HowTo Video Tutorial Script (567 words)

We’re getting to the final part of these build 101 series. During this section, we will be focusing on the user-facing side of search. We’ll start by analyzing in details the composition of an API response.

Then, we will cover the two main ux patterns for implementing search and how our front-end libraries can help you speed up the implementation process. Finally, we will go over step by step video screencast that will walk you through how to create an InstantSearch experience.

Before diving into that exciting agenda, there’s one topic we have to cover first.  Where does the API call should originate from? Is it from the front-end or from the back-end? There are two ways of implementing the user-facing product search using Algolia.

Here’s a simplified query’s journey for front-end implementation. At each user keystroke, this is what’s happening under the hood. Everything starts with a user action, either a keystroke in the search bar or a click on the filter.

Then the client sends a query to Algolia’s server, Algolia processes the query and fetches the relevant records, Algolia sends back the API response to the front-end and finally the front-end renders the results.

This is the back-end alternative of the same search query. First, is the same user action, a keystroke in the search bar or click on the filter. Then, the query is sent to the back-end app, the back-end uses the Algolia’s API client to send the query to Algolia’s servers.

Algolia processes the query and fetches relevant records, Algolia sends back the API response to the back-end server and then the back-end server forwards it to the front-end, which finally renders the results.

At Algolia we believe the front-end implementation is the best option for two main reasons: speed and availability. For speed, a front-end implementation would hit our service directly without going through your back-end.
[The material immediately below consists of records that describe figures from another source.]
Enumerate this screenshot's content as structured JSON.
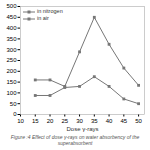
{
  "chart_data": {
    "type": "line",
    "x": [
      15,
      20,
      25,
      30,
      35,
      40,
      45,
      50
    ],
    "series": [
      {
        "name": "in nitrogen",
        "color": "#777777",
        "marker": "square",
        "line_style": "solid",
        "values": [
          160,
          160,
          130,
          290,
          450,
          325,
          215,
          135
        ]
      },
      {
        "name": "in air",
        "color": "#777777",
        "marker": "square",
        "line_style": "solid",
        "values": [
          88,
          88,
          125,
          130,
          175,
          130,
          72,
          50
        ]
      }
    ],
    "xlabel": "Dose γ-rays",
    "caption": "Figure :4 Effect of dose γ-rays on water absorbency of the superabsorbent",
    "xlim": [
      10,
      52
    ],
    "ylim": [
      0,
      500
    ],
    "xticks": [
      10,
      15,
      20,
      25,
      30,
      35,
      40,
      45,
      50
    ],
    "yticks": [
      0,
      50,
      100,
      150,
      200,
      250,
      300,
      350,
      400,
      450,
      500
    ],
    "legend": "upper left"
  }
}
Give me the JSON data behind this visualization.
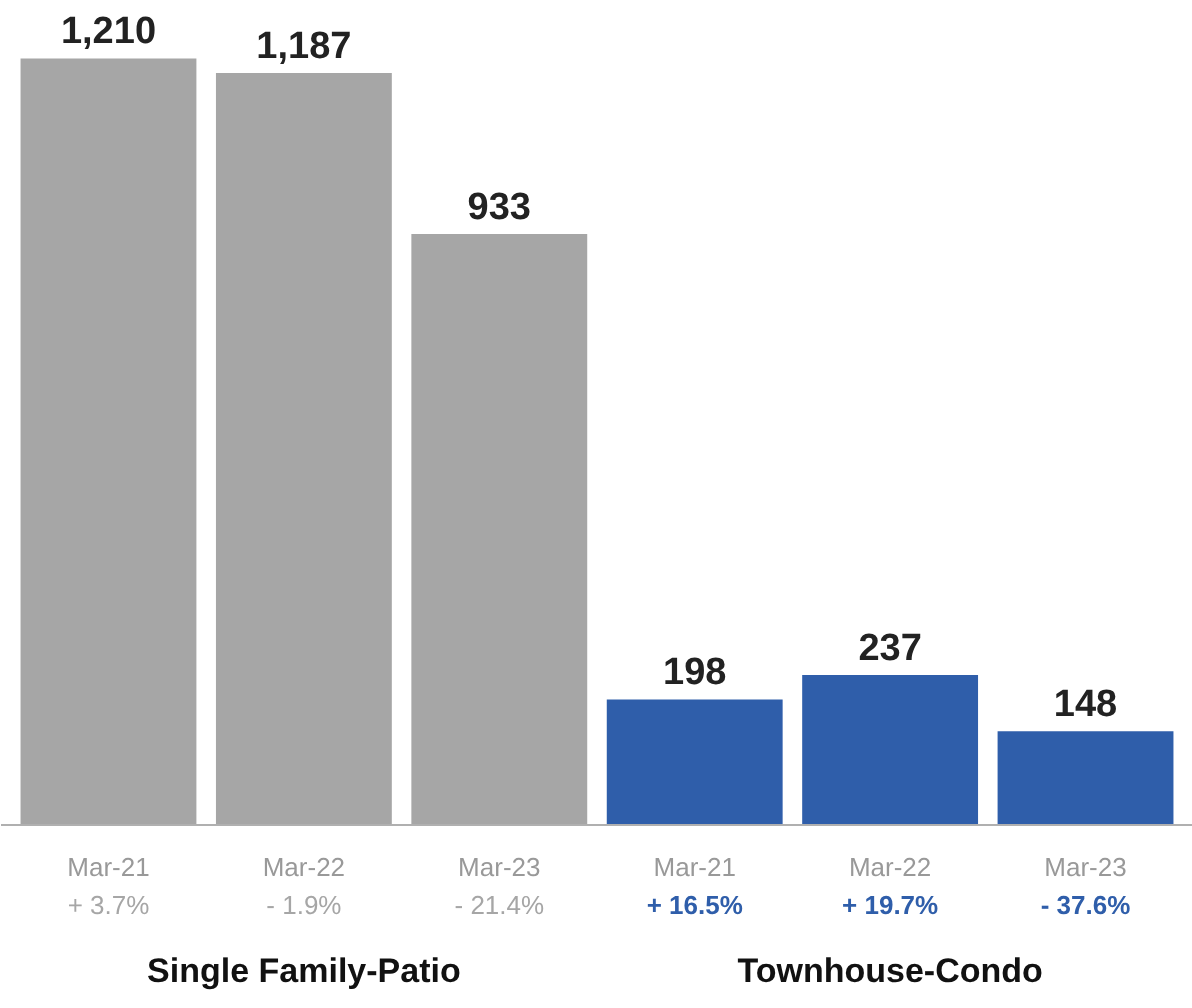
{
  "chart_data": {
    "type": "bar",
    "categories": [
      "Mar-21\n+ 3.7%",
      "Mar-22\n- 1.9%",
      "Mar-23\n- 21.4%",
      "Mar-21\n+ 16.5%",
      "Mar-22\n+ 19.7%",
      "Mar-23\n- 37.6%"
    ],
    "values": [
      1210,
      1187,
      933,
      198,
      237,
      148
    ],
    "colors": [
      "#a6a6a6",
      "#a6a6a6",
      "#a6a6a6",
      "#2f5eaa",
      "#2f5eaa",
      "#2f5eaa"
    ],
    "value_labels": [
      "1,210",
      "1,187",
      "933",
      "198",
      "237",
      "148"
    ],
    "annotations": [
      "Single Family-Patio",
      "Townhouse-Condo"
    ]
  }
}
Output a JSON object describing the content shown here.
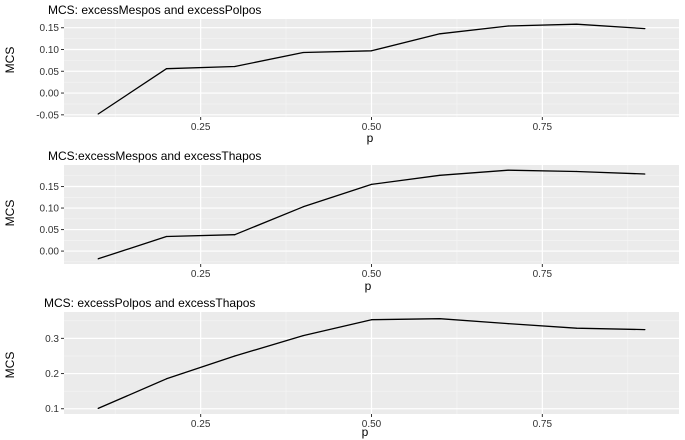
{
  "chart_data": [
    {
      "type": "line",
      "title": "MCS: excessMespos and excessPolpos",
      "xlabel": "p",
      "ylabel": "MCS",
      "xlim": [
        0.05,
        0.95
      ],
      "ylim": [
        -0.055,
        0.17
      ],
      "xticks": [
        0.25,
        0.5,
        0.75
      ],
      "xtick_labels": [
        "0.25",
        "0.50",
        "0.75"
      ],
      "yticks": [
        -0.05,
        0.0,
        0.05,
        0.1,
        0.15
      ],
      "ytick_labels": [
        "-0.05",
        "0.00",
        "0.05",
        "0.10",
        "0.15"
      ],
      "grid": true,
      "x": [
        0.1,
        0.2,
        0.3,
        0.4,
        0.5,
        0.6,
        0.7,
        0.8,
        0.9
      ],
      "series": [
        {
          "values": [
            -0.048,
            0.056,
            0.061,
            0.093,
            0.097,
            0.136,
            0.154,
            0.158,
            0.148
          ]
        }
      ]
    },
    {
      "type": "line",
      "title": "MCS:excessMespos and excessThapos",
      "xlabel": "p",
      "ylabel": "MCS",
      "xlim": [
        0.05,
        0.95
      ],
      "ylim": [
        -0.03,
        0.2
      ],
      "xticks": [
        0.25,
        0.5,
        0.75
      ],
      "xtick_labels": [
        "0.25",
        "0.50",
        "0.75"
      ],
      "yticks": [
        0.0,
        0.05,
        0.1,
        0.15
      ],
      "ytick_labels": [
        "0.00",
        "0.05",
        "0.10",
        "0.15"
      ],
      "grid": true,
      "x": [
        0.1,
        0.2,
        0.3,
        0.4,
        0.5,
        0.6,
        0.7,
        0.8,
        0.9
      ],
      "series": [
        {
          "values": [
            -0.018,
            0.034,
            0.038,
            0.103,
            0.155,
            0.176,
            0.188,
            0.185,
            0.179
          ]
        }
      ]
    },
    {
      "type": "line",
      "title": "MCS: excessPolpos and excessThapos",
      "xlabel": "p",
      "ylabel": "MCS",
      "xlim": [
        0.05,
        0.95
      ],
      "ylim": [
        0.085,
        0.375
      ],
      "xticks": [
        0.25,
        0.5,
        0.75
      ],
      "xtick_labels": [
        "0.25",
        "0.50",
        "0.75"
      ],
      "yticks": [
        0.1,
        0.2,
        0.3
      ],
      "ytick_labels": [
        "0.1",
        "0.2",
        "0.3"
      ],
      "grid": true,
      "x": [
        0.1,
        0.2,
        0.3,
        0.4,
        0.5,
        0.6,
        0.7,
        0.8,
        0.9
      ],
      "series": [
        {
          "values": [
            0.101,
            0.185,
            0.25,
            0.308,
            0.353,
            0.356,
            0.342,
            0.329,
            0.325
          ]
        }
      ]
    }
  ]
}
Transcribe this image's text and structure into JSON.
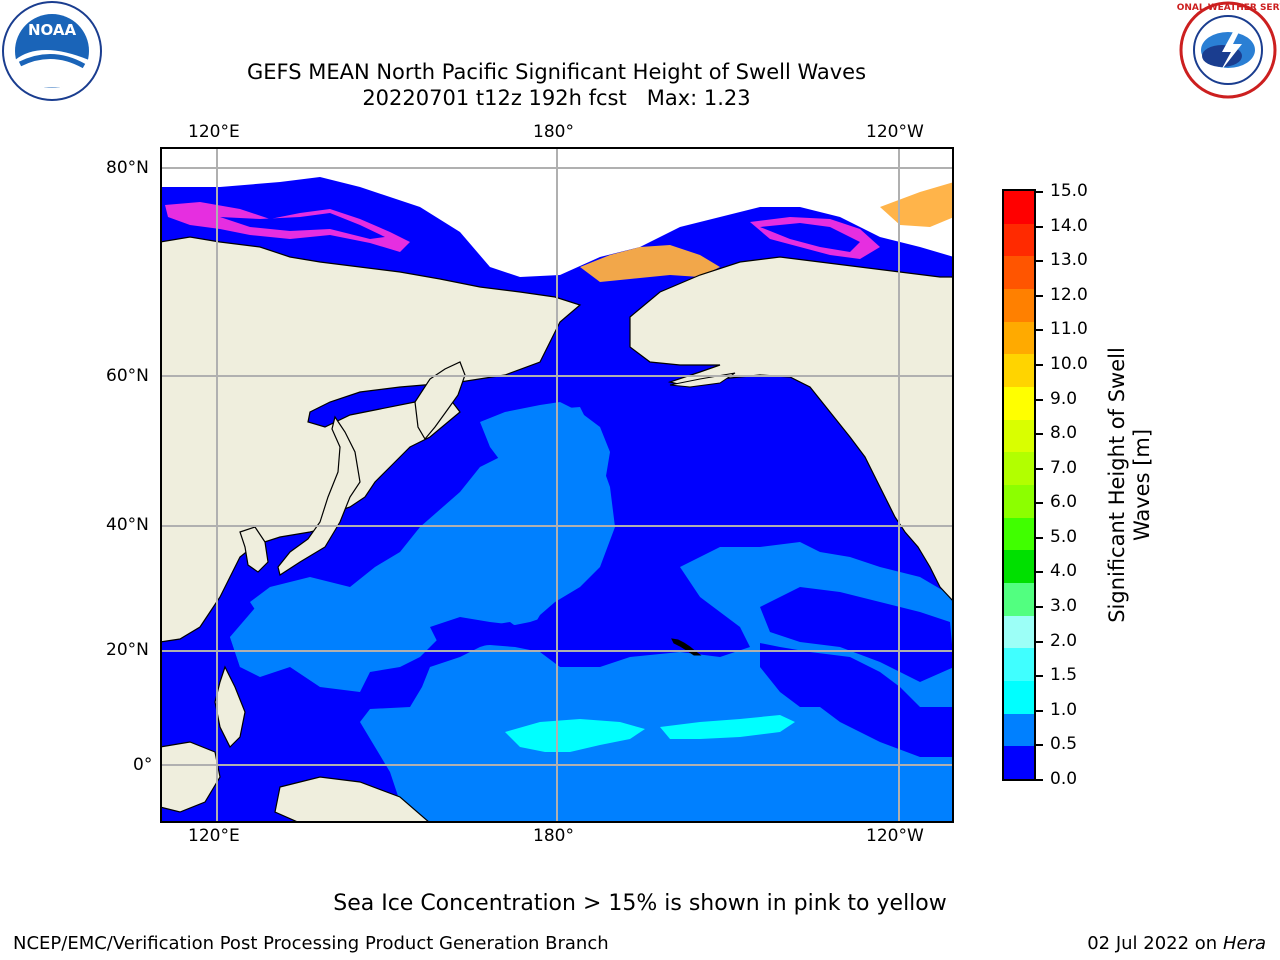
{
  "header": {
    "title_line1": "GEFS MEAN North Pacific Significant Height of Swell Waves",
    "title_line2": "20220701 t12z 192h fcst   Max: 1.23",
    "logo_left_text": "NOAA",
    "logo_right_text": "NATIONAL WEATHER SERVICE"
  },
  "map": {
    "top_lon_labels": [
      "120°E",
      "180°",
      "120°W"
    ],
    "bottom_lon_labels": [
      "120°E",
      "180°",
      "120°W"
    ],
    "lat_labels": [
      "80°N",
      "60°N",
      "40°N",
      "20°N",
      "0°"
    ],
    "colors": {
      "land": "#efeedd",
      "ice_free_white": "#ffffff",
      "band_0_0p5": "#0000fe",
      "band_0p5_1": "#0080ff",
      "band_1_1p5": "#00ffff",
      "sea_ice_pink": "#ff33dd",
      "sea_ice_orange": "#ffb040",
      "grid": "#b0b0b0",
      "coast": "#000000"
    }
  },
  "colorbar": {
    "title_line1": "Significant Height of Swell",
    "title_line2": "Waves [m]",
    "labels": [
      "15.0",
      "14.0",
      "13.0",
      "12.0",
      "11.0",
      "10.0",
      "9.0",
      "8.0",
      "7.0",
      "6.0",
      "5.0",
      "4.0",
      "3.0",
      "2.0",
      "1.5",
      "1.0",
      "0.5",
      "0.0"
    ],
    "colors_top_to_bottom": [
      "#ff0000",
      "#ff2a00",
      "#ff5500",
      "#ff8000",
      "#ffaa00",
      "#ffd400",
      "#ffff00",
      "#d9ff00",
      "#b2ff00",
      "#8cff00",
      "#40ff00",
      "#00e000",
      "#52ff80",
      "#9cfff7",
      "#40ffff",
      "#00ffff",
      "#0080ff",
      "#0000ff"
    ]
  },
  "note": "Sea Ice Concentration > 15% is shown in pink to yellow",
  "footer": {
    "left": "NCEP/EMC/Verification Post Processing Product Generation Branch",
    "right_prefix": "02 Jul 2022 on ",
    "right_host": "Hera"
  }
}
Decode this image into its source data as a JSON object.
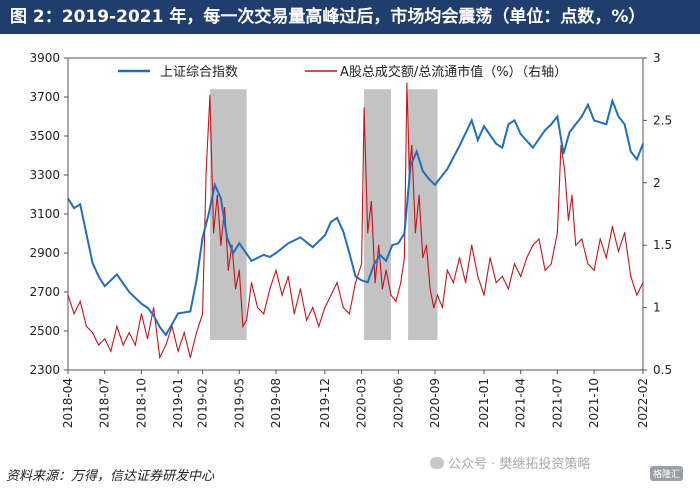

Can be up to 10x faster for the end users to retrieve the results. Another reason is our distributed search network, we have a distributed API allowing you to select multiple data centers around the world. This allows your users to target the closest server, which has a huge impact on latency. This can only work for a front-end implementation.

The final reason is availability. With the back-end implementation, your server becomes the bottleneck of your search. Algolia’s infrastructure was designed for availability and reliability. Each customer’s apps are hosted on three different servers so, even if two of those servers are down, search queries will still be properly handled.

Same goes for the network, with the back-end implementation you follow some network routes, even if there’s only a local program in the network, all of your users would be affected.

Having a front-end implementation, in case of a network issue, the outcome for your users will be greatly mitigated, thanks to our redundant DNS and our retry strategies built into our front-end libraries.

We now have a good outline of the UI implementation part and also have a good idea of the front-end vs back-end implementation. In the next video, we will be analyzing the Algolia search API response.

This is the basic common element whether you’re using one of our libraries or not. This is what you’ll get from the Algolia API, so it’s crucial to understand its composition.